Young@Heart [PG]
Grade: B
It’s almost irresistible.
A group of twenty or thirty senior citizens, average age of 80, who perform songs by James Brown, Sonic Youth, Talking Heads, and The Clash. That’s what makes the Young@Heart chorus a hit in its native Northampton Mass., as well as on its tours across the world. And that’s what makes it a perfect subject for director Stephen Walker‘s documentary.
This infectious look into the songs and stories of the world’s oldest cover band becomes something more than just a documentary and more than just a happy singalong. At its best, it crosses the bounds of its genre to rise to a celebration of life.
The film pays ample attention to its cast of real-life singers – the flirty 92-year-old, the septuagenarian daredevil driver, and touchingly, two old hands who left the group after having health problems. More importantly, it captures the vital place that the chorus holds in their lives. It’s as if they have lived seven decades to find their true life calling.

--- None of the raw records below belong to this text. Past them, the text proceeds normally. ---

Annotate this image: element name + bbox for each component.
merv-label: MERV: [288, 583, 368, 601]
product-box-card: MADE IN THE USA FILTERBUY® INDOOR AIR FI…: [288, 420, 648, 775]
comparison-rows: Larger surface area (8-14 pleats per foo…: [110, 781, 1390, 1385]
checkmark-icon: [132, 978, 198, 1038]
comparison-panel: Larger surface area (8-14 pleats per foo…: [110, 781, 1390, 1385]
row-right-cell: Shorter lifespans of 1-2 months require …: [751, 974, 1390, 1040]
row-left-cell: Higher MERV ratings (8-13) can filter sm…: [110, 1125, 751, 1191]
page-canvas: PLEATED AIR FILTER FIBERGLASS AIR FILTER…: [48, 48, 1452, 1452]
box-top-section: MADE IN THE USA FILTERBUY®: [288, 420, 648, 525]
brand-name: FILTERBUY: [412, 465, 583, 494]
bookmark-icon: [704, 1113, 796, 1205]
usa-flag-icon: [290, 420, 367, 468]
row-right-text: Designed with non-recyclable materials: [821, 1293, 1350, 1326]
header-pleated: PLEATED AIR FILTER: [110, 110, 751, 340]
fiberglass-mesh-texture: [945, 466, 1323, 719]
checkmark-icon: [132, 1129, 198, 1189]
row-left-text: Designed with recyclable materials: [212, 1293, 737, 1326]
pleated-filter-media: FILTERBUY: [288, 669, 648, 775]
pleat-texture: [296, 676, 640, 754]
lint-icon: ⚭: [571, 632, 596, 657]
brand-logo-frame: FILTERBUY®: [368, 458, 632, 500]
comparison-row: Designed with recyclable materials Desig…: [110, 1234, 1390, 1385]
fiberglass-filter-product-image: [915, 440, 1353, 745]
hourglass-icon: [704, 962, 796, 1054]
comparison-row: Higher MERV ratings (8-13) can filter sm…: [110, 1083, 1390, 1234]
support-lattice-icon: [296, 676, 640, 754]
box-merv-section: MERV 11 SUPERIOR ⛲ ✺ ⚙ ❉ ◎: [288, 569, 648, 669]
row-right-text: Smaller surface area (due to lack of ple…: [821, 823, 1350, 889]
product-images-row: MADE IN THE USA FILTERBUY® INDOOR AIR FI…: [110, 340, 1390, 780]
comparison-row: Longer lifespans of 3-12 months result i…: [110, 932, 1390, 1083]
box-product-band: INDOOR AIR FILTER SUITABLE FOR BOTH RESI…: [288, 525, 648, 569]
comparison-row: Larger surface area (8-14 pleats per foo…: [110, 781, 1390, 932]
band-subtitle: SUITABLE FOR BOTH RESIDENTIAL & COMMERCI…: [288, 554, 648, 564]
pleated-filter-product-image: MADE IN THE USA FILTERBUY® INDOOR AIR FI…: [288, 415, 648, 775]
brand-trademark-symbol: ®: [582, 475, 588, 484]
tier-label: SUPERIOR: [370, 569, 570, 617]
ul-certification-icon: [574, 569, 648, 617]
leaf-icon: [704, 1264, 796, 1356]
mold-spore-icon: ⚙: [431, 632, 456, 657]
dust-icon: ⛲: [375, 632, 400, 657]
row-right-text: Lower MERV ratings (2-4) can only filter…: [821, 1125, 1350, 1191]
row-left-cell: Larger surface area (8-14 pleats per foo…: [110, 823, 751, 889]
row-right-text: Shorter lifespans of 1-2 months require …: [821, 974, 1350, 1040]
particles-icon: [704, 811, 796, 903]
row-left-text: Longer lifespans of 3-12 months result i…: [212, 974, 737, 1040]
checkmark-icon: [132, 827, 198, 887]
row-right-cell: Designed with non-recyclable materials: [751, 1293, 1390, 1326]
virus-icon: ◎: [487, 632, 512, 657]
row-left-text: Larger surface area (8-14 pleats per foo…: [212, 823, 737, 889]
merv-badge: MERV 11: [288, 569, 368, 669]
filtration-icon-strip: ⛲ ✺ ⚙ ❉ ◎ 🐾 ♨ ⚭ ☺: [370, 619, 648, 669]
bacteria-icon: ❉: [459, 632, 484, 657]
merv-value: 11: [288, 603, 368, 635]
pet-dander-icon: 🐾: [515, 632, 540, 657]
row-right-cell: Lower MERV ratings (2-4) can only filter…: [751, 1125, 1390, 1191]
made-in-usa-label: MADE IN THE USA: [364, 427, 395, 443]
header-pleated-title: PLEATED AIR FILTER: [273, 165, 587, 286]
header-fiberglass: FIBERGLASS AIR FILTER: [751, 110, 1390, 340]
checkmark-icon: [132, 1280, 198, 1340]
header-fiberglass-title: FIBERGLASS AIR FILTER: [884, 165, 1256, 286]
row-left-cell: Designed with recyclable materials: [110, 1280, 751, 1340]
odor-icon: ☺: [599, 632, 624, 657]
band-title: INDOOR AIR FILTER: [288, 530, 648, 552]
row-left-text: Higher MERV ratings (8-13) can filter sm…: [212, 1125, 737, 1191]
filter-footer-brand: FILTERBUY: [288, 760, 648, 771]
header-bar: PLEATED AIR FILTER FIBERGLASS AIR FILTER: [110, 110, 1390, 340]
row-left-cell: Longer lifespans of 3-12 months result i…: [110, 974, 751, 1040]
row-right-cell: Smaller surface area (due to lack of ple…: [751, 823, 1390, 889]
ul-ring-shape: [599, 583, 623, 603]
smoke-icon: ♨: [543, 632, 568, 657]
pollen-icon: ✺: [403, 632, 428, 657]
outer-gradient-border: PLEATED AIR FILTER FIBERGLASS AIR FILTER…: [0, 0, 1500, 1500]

The film isn’t perfect. While I love the subject, the filmmaking is a little lacking. Like a song’s chorus, the rehearsals –swaying between success and screw-ups – become weaker with each repeat. And when members of the chorus pass away during filming, it is possibly overplayed for its natural fountain of sympathy. It left me yearning for that sympathy to be bundled with a level of insight into mortality that never quite materializes. For instance, what does the group’s director Bob Cilman think about working so closely with so many people who will soon pass away?
And yet, you find some of those answers in the group’s boisterous performances. The joy of singing becomes something more than a form of entertainment. The vitality they find in performance is a repudiation of the death that stalks them. They will not go quietly, as they rage against the dying of the light.